I am tired, tired of so many things. I’m tired of trying to explain something that I don’t understand myself. Of doctors appointments that feel like hitting my head against a brick wall. I’m tired of all the conflicting advice, of combing through everyone’s opinions and still having no answers. Of feeling that the solution is just hiding out of sight and that maybe if I looked harder I’d find it. I’m tired of my life looking like a battle ground in a war I can’t comprehend, but seems to be playing out around me.
I’m tired of the self-analysis, wondering if there’s something I could be doing differently to fix the problem. That maybe this is my fault, something I keep getting wrong, or that I just need to try harder. I’m tired of worrying that it’s all in my head, that maybe I’m just not good at being well. Maybe I am the problem. I’m tired of believing that if someone else walked in my shoes then they would do a better job.

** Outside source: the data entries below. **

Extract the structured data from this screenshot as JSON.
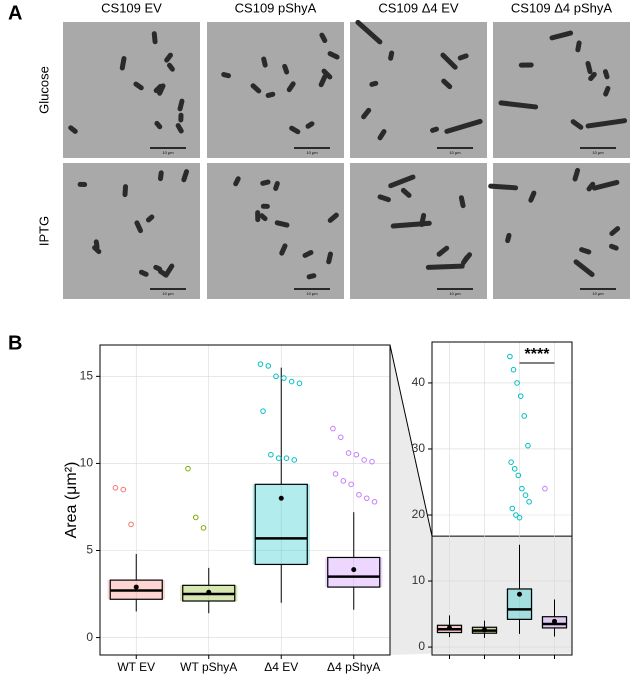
{
  "panels": {
    "a": {
      "label": "A",
      "columns": [
        "CS109 EV",
        "CS109 pShyA",
        "CS109 Δ4 EV",
        "CS109 Δ4 pShyA"
      ],
      "rows": [
        "Glucose",
        "IPTG"
      ],
      "scale_bar": "10 μm"
    },
    "b": {
      "label": "B"
    }
  },
  "chart_data": [
    {
      "type": "box",
      "ylabel": "Area (μm²)",
      "categories": [
        "WT EV",
        "WT pShyA",
        "Δ4 EV",
        "Δ4 pShyA"
      ],
      "colors": [
        "#f8766d",
        "#7cae00",
        "#00bfc4",
        "#c77cff"
      ],
      "ylim": [
        -1,
        16.8
      ],
      "yticks": [
        0,
        5,
        10,
        15
      ],
      "grid": true,
      "boxes": [
        {
          "whisker_low": 1.5,
          "q1": 2.2,
          "median": 2.7,
          "q3": 3.3,
          "whisker_high": 4.8,
          "mean": 2.9,
          "outliers": [
            8.6,
            8.5,
            6.5
          ]
        },
        {
          "whisker_low": 1.4,
          "q1": 2.1,
          "median": 2.5,
          "q3": 3.0,
          "whisker_high": 4.0,
          "mean": 2.6,
          "outliers": [
            9.7,
            6.9,
            6.3
          ]
        },
        {
          "whisker_low": 2.0,
          "q1": 4.2,
          "median": 5.7,
          "q3": 8.8,
          "whisker_high": 15.5,
          "mean": 8.0,
          "outliers": [
            15.7,
            15.6,
            15.0,
            14.9,
            14.7,
            14.6,
            13.0,
            10.5,
            10.3,
            10.3,
            10.2
          ]
        },
        {
          "whisker_low": 1.6,
          "q1": 2.9,
          "median": 3.5,
          "q3": 4.6,
          "whisker_high": 7.2,
          "mean": 3.9,
          "outliers": [
            12.0,
            11.5,
            10.6,
            10.5,
            10.2,
            10.1,
            9.4,
            9.0,
            8.8,
            8.2,
            8.0,
            7.8
          ]
        }
      ]
    },
    {
      "type": "box",
      "annotation": "****",
      "colors": [
        "#f8766d",
        "#7cae00",
        "#00bfc4",
        "#c77cff"
      ],
      "ylim": [
        -1.2,
        46.2
      ],
      "yticks": [
        0,
        10,
        20,
        30,
        40
      ],
      "grid": true,
      "boxes": [
        {
          "whisker_low": 1.5,
          "q1": 2.2,
          "median": 2.7,
          "q3": 3.3,
          "whisker_high": 4.8,
          "mean": 2.9,
          "outliers": []
        },
        {
          "whisker_low": 1.4,
          "q1": 2.1,
          "median": 2.5,
          "q3": 3.0,
          "whisker_high": 4.0,
          "mean": 2.6,
          "outliers": []
        },
        {
          "whisker_low": 2.0,
          "q1": 4.2,
          "median": 5.7,
          "q3": 8.8,
          "whisker_high": 15.5,
          "mean": 8.0,
          "outliers": [
            44,
            42,
            40,
            38,
            35,
            30.5,
            28,
            27,
            26,
            24,
            23,
            22,
            21,
            20,
            19.6
          ]
        },
        {
          "whisker_low": 1.6,
          "q1": 2.9,
          "median": 3.5,
          "q3": 4.6,
          "whisker_high": 7.2,
          "mean": 3.9,
          "outliers": [
            24
          ]
        }
      ]
    }
  ]
}
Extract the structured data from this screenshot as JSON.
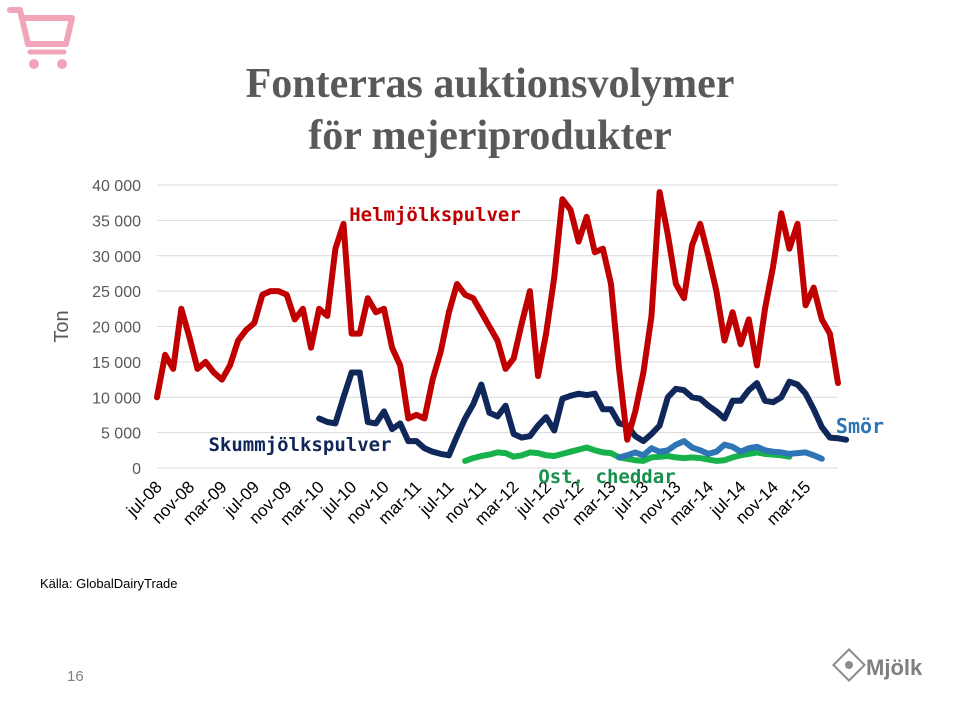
{
  "slide": {
    "title_line1": "Fonterras auktionsvolymer",
    "title_line2": "för mejeriprodukter",
    "source": "Källa: GlobalDairyTrade",
    "page_number": "16",
    "logo_text": "Mjölk"
  },
  "colors": {
    "title": "#595959",
    "helmjolk": "#c00000",
    "skummjolk": "#10275a",
    "smor": "#2e75b6",
    "ost": "#17b24b",
    "label_red": "#c00000",
    "label_navy": "#10275a",
    "label_smor": "#2e75b6",
    "label_ost": "#17904b",
    "cart": "#f2a5b8"
  },
  "chart_data": {
    "type": "line",
    "ylabel": "Ton",
    "xlabel": "",
    "ylim": [
      0,
      40000
    ],
    "yticks": [
      0,
      5000,
      10000,
      15000,
      20000,
      25000,
      30000,
      35000,
      40000
    ],
    "ytick_labels": [
      "0",
      "5 000",
      "10 000",
      "15 000",
      "20 000",
      "25 000",
      "30 000",
      "35 000",
      "40 000"
    ],
    "x_start": "2008-07",
    "x_tick_every": 4,
    "xtick_labels": [
      "jul-08",
      "nov-08",
      "mar-09",
      "jul-09",
      "nov-09",
      "mar-10",
      "jul-10",
      "nov-10",
      "mar-11",
      "jul-11",
      "nov-11",
      "mar-12",
      "jul-12",
      "nov-12",
      "mar-13",
      "jul-13",
      "nov-13",
      "mar-14",
      "jul-14",
      "nov-14",
      "mar-15"
    ],
    "grid": true,
    "series": [
      {
        "name": "Helmjölkspulver",
        "color_key": "helmjolk",
        "start_index": 0,
        "values": [
          10000,
          16000,
          14000,
          22500,
          18500,
          14000,
          15000,
          13500,
          12500,
          14500,
          18000,
          19500,
          20500,
          24500,
          25000,
          25000,
          24500,
          21000,
          22500,
          17000,
          22500,
          21500,
          31000,
          34500,
          19000,
          19000,
          24000,
          22000,
          22500,
          17000,
          14500,
          7000,
          7500,
          7000,
          12500,
          16500,
          22000,
          26000,
          24500,
          24000,
          22000,
          20000,
          18000,
          14000,
          15500,
          20500,
          25000,
          13000,
          19000,
          27000,
          38000,
          36500,
          32000,
          35500,
          30500,
          31000,
          26000,
          14000,
          4000,
          8000,
          13500,
          21500,
          39000,
          33000,
          26000,
          24000,
          31500,
          34500,
          30000,
          25000,
          18000,
          22000,
          17500,
          21000,
          14500,
          22500,
          28500,
          36000,
          31000,
          34500,
          23000,
          25500,
          21000,
          19000,
          12000
        ]
      },
      {
        "name": "Skummjölkspulver",
        "color_key": "skummjolk",
        "start_index": 20,
        "values": [
          7000,
          6500,
          6300,
          10000,
          13500,
          13500,
          6500,
          6300,
          8000,
          5500,
          6300,
          3800,
          3800,
          2800,
          2300,
          2000,
          1800,
          4500,
          7000,
          9000,
          11800,
          7800,
          7300,
          8800,
          4800,
          4300,
          4500,
          6000,
          7200,
          5300,
          9800,
          10200,
          10500,
          10300,
          10500,
          8300,
          8300,
          6300,
          6000,
          4500,
          3800,
          4800,
          6000,
          10000,
          11200,
          11000,
          10000,
          9800,
          8800,
          8000,
          7000,
          9500,
          9500,
          11000,
          12000,
          9500,
          9300,
          10000,
          12200,
          11800,
          10500,
          8300,
          5800,
          4300,
          4200,
          4000
        ]
      },
      {
        "name": "Smör",
        "color_key": "smor",
        "start_index": 57,
        "values": [
          1500,
          1800,
          2200,
          1800,
          2800,
          2300,
          2500,
          3300,
          3800,
          2900,
          2500,
          2000,
          2300,
          3300,
          3000,
          2300,
          2800,
          3000,
          2500,
          2300,
          2200,
          2000,
          2100,
          2200,
          1800,
          1300
        ]
      },
      {
        "name": "Ost, cheddar",
        "color_key": "ost",
        "start_index": 38,
        "values": [
          1000,
          1400,
          1700,
          1900,
          2200,
          2100,
          1600,
          1800,
          2200,
          2100,
          1800,
          1700,
          2000,
          2300,
          2600,
          2900,
          2500,
          2200,
          2100,
          1500,
          1300,
          1100,
          1000,
          1500,
          1600,
          1700,
          1500,
          1400,
          1500,
          1400,
          1200,
          1000,
          1100,
          1500,
          1800,
          2000,
          2200,
          2000,
          1900,
          1800,
          1600
        ]
      }
    ],
    "annotations": [
      {
        "text": "Helmjölkspulver",
        "series": "Helmjölkspulver"
      },
      {
        "text": "Skummjölkspulver",
        "series": "Skummjölkspulver"
      },
      {
        "text": "Smör",
        "series": "Smör"
      },
      {
        "text": "Ost, cheddar",
        "series": "Ost, cheddar"
      }
    ]
  }
}
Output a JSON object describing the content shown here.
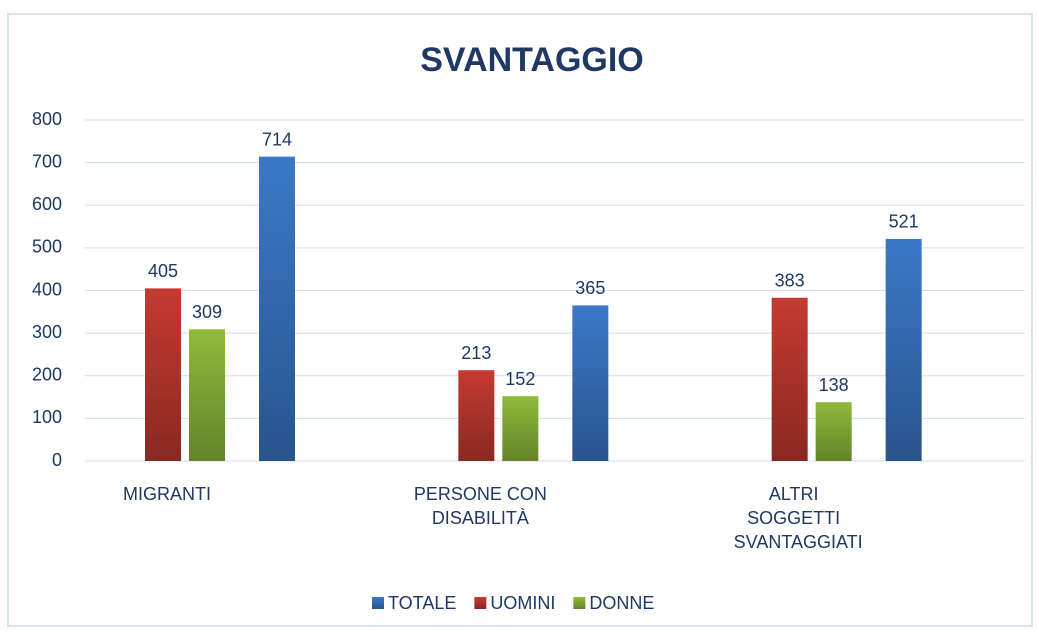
{
  "chart_data": {
    "type": "bar",
    "title": "SVANTAGGIO",
    "categories": [
      "MIGRANTI",
      "PERSONE CON DISABILITÀ",
      "ALTRI SOGGETTI SVANTAGGIATI"
    ],
    "series": [
      {
        "name": "TOTALE",
        "color": "#3b78c8",
        "values": [
          714,
          365,
          521
        ]
      },
      {
        "name": "UOMINI",
        "color": "#c43a31",
        "values": [
          405,
          213,
          383
        ]
      },
      {
        "name": "DONNE",
        "color": "#8fbb3c",
        "values": [
          309,
          152,
          138
        ]
      }
    ],
    "ylim": [
      0,
      800
    ],
    "yticks": [
      0,
      100,
      200,
      300,
      400,
      500,
      600,
      700,
      800
    ],
    "grid": true,
    "legend": "bottom"
  }
}
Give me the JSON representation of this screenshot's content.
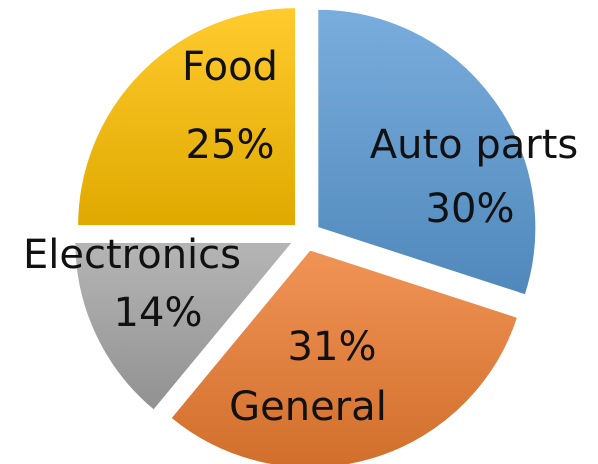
{
  "chart_data": {
    "type": "pie",
    "title": "",
    "legend": "none",
    "slices": [
      {
        "label": "Auto parts",
        "value": 30,
        "value_label": "30%",
        "color": "#5B9BD5"
      },
      {
        "label": "General",
        "value": 31,
        "value_label": "31%",
        "color": "#ED7D31"
      },
      {
        "label": "Electronics",
        "value": 14,
        "value_label": "14%",
        "color": "#A5A5A5"
      },
      {
        "label": "Food",
        "value": 25,
        "value_label": "25%",
        "color": "#FFC000"
      }
    ]
  }
}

I’m tired of having to turn down invitations, knowing that they may not come again. Of having to be sensible, always thinking about the repercussions of anything I do. I’m fed up of feeling like a rubbish friend, and failing at communication again and again. I’m tired of the days where I feel lonely and isolated but don’t have any energy to do anything about it. Of wishing there could be that one special person to share the tough decisions with.
But mostly I’m tired of being tired.
And if I’m honest, most days this is where I would stop, wallowing in the frustration and the weariness. But I’ve been coming back to one of my favourite psalms recently and caught by these verses:
“Whoever dwells in the shelter of the Most High will rest in the shadow of the Almighty. I will say of the Lord, “He is my refuge and my fortress, my God, in whom I trust.” Surely he will save you from the fowler’s snare and from the deadly pestilence. He will cover you with his feathers, and under his wings you will find refuge; his faithfulness will be your shield and rampart.”
My God is my refuge, I can take shelter in the one who doesn’t ever grow tired or weary. I’ve taken shelter here many times before, from the storms of life. And one thing I have learnt is that my God is always faithful. I may not understand what is happening but He in His wisdom understands completely. My Almighty Father is in absolute control and he simply asks me to trust Him. I know no one more deserving of my trust.
So yes I am still tired, and I would like very much to change that. But instead of getting frustrated and defeated, I’m going to take shelter under His wings. I know that’s where I’m supposed to be.